PDB-Tools
PDB-tool is set of python scripts dedicated at manipulating PDB files, select and rename chains and segids, renumber residues... and much more! (Rodrigues et al. F1000 Research (2018)) The source code can be obtain from its GitHub repository. Alternatively you can also make use of our new PDB-tools webserver.
In addition, it comes as one of the dependencies installed by default in your haddock3 environement.

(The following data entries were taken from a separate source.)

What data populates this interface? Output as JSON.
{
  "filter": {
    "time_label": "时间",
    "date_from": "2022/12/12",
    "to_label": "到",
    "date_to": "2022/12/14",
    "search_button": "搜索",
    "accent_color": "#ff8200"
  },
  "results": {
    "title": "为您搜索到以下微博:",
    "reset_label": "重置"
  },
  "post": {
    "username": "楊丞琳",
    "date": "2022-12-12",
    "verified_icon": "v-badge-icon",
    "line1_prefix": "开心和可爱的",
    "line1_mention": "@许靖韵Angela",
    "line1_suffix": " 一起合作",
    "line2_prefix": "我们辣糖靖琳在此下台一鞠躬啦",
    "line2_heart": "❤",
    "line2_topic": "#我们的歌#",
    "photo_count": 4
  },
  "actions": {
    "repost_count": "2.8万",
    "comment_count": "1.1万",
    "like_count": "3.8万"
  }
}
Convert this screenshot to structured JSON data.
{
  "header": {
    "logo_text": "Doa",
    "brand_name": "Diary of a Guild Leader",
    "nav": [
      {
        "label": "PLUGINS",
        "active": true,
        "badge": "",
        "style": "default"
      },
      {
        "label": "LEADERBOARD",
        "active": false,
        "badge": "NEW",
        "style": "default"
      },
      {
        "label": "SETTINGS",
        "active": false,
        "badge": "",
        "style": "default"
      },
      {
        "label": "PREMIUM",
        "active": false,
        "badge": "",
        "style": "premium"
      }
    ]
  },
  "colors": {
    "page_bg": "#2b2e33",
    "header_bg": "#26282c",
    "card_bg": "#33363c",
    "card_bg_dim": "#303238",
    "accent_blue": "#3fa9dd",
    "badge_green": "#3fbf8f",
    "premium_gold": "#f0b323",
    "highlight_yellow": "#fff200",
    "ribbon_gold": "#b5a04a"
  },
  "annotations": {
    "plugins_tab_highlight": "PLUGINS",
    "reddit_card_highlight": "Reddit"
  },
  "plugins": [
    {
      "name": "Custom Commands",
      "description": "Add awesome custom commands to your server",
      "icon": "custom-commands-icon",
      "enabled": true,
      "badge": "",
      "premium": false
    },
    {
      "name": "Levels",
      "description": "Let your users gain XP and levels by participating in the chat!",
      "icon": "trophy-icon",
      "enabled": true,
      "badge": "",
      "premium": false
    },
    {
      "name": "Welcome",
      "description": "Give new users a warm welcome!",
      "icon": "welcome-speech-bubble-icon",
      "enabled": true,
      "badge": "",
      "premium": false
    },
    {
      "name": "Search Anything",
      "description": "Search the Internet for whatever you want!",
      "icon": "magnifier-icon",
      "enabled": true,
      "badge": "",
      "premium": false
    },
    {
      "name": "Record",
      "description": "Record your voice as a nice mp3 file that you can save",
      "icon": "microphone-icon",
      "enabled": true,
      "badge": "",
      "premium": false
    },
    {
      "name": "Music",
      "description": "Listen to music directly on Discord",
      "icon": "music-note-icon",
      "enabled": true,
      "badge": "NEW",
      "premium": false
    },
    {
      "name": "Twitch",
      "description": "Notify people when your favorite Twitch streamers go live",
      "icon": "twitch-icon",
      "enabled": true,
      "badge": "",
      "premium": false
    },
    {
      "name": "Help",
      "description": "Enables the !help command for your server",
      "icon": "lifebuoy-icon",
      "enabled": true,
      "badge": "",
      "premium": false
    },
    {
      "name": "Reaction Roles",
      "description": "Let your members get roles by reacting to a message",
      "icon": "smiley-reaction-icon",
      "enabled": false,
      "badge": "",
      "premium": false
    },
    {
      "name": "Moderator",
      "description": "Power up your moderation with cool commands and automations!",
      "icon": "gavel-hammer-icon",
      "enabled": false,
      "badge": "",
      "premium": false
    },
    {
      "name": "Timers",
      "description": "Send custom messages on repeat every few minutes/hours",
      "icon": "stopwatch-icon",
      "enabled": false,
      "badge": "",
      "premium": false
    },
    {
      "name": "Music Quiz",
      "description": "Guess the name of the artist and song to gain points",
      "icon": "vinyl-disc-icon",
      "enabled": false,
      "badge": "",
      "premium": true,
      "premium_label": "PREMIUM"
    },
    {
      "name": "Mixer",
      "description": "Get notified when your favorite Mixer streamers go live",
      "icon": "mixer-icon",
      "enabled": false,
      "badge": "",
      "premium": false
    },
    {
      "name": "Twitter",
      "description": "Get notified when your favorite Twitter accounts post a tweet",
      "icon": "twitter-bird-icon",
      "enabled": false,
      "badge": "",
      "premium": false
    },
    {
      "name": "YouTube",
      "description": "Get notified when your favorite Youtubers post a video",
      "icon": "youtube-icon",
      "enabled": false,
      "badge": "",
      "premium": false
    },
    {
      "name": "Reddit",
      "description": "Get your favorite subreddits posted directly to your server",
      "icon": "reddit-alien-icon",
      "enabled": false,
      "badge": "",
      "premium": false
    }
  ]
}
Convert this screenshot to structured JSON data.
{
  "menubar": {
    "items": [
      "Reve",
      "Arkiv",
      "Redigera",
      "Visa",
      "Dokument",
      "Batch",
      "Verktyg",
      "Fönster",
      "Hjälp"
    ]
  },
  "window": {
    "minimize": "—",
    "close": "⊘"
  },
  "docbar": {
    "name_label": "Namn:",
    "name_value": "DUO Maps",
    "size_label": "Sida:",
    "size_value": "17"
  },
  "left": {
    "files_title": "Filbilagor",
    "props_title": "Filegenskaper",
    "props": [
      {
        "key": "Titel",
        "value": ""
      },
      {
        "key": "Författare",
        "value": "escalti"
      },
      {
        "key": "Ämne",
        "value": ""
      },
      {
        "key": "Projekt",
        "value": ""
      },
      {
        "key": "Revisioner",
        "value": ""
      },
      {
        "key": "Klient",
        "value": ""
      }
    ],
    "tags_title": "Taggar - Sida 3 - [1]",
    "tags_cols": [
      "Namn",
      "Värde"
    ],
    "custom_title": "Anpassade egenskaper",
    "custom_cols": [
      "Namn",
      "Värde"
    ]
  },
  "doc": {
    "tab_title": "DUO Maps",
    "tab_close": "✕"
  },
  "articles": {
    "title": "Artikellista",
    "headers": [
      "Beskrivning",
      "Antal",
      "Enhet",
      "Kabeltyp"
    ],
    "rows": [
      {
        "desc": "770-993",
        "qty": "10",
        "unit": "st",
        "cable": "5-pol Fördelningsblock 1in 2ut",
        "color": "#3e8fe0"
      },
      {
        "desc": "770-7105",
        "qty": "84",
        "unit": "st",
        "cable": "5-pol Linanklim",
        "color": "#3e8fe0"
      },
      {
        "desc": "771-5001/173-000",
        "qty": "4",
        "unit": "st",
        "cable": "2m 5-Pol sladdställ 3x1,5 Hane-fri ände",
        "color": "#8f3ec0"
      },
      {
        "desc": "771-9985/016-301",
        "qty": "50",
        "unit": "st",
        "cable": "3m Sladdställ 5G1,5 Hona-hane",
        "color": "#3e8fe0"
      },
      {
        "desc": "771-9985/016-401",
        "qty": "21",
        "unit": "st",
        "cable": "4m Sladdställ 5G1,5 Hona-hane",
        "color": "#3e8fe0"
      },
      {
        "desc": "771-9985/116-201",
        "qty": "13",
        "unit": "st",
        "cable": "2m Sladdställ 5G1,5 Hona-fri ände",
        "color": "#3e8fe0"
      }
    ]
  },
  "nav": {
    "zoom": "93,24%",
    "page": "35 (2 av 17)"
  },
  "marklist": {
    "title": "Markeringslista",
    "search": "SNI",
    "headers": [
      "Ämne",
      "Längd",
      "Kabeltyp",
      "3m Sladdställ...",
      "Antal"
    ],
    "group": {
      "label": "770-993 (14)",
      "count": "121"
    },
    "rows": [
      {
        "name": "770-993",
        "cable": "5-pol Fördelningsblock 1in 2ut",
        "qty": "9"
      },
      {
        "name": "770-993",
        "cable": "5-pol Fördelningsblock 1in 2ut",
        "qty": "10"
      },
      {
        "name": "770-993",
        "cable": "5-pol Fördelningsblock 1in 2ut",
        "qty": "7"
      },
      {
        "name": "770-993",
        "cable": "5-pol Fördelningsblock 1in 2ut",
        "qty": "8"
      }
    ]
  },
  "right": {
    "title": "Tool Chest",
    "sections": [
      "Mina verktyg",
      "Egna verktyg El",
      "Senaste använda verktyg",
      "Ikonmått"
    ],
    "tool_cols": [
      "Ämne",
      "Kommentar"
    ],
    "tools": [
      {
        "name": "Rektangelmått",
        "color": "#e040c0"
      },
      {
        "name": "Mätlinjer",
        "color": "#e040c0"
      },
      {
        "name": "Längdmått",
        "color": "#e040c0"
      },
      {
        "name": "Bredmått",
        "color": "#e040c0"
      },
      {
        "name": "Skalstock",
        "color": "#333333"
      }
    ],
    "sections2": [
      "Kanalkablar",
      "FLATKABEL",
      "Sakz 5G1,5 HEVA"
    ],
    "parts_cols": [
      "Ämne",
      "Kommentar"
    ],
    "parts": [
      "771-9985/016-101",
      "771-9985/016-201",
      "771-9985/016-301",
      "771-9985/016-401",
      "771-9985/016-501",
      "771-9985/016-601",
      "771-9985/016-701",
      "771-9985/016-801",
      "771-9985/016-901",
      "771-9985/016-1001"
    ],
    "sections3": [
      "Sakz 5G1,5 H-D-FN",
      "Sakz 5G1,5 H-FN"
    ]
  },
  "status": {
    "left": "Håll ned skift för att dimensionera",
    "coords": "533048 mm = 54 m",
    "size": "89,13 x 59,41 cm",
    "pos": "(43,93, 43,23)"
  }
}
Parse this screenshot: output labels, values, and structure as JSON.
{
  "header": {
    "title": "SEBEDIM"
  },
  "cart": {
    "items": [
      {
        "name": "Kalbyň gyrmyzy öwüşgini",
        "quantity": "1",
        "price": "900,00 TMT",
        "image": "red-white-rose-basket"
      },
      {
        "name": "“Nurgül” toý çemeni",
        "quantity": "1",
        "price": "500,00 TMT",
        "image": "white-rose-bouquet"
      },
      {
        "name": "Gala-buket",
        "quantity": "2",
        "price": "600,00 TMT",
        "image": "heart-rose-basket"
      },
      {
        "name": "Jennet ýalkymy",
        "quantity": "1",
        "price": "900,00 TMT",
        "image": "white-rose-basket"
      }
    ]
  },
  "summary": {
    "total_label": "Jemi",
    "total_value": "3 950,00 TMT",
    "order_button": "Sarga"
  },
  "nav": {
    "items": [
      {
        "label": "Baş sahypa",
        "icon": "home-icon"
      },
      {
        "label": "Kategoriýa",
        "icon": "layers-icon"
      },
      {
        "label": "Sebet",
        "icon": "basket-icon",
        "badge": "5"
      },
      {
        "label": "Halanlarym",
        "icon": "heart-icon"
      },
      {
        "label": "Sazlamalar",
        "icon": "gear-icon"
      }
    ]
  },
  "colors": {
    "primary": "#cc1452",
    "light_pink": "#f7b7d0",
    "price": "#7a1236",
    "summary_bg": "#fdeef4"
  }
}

Therefore, once the environement is activated, you will be able to access all the functionalities from the command line.
Here is a list of all available command line interface installed together with haddock3:
- pdb_b: Modifies the temperature factor column of a PDB file (default 10.0).
- pdb_head: Returns the first N coordinate (ATOM/HETATM) lines of the file.
- pdb_rplchain: Performs in-place replacement of a chain identifier by another.
- pdb_selhetatm: Selects all HETATM records in the PDB file.
- pdb_splitmodel: Splits a PDB file into several, each containing one MODEL.
- pdb_chain: Modifies the chain identifier column of a PDB file (default is an empty chain).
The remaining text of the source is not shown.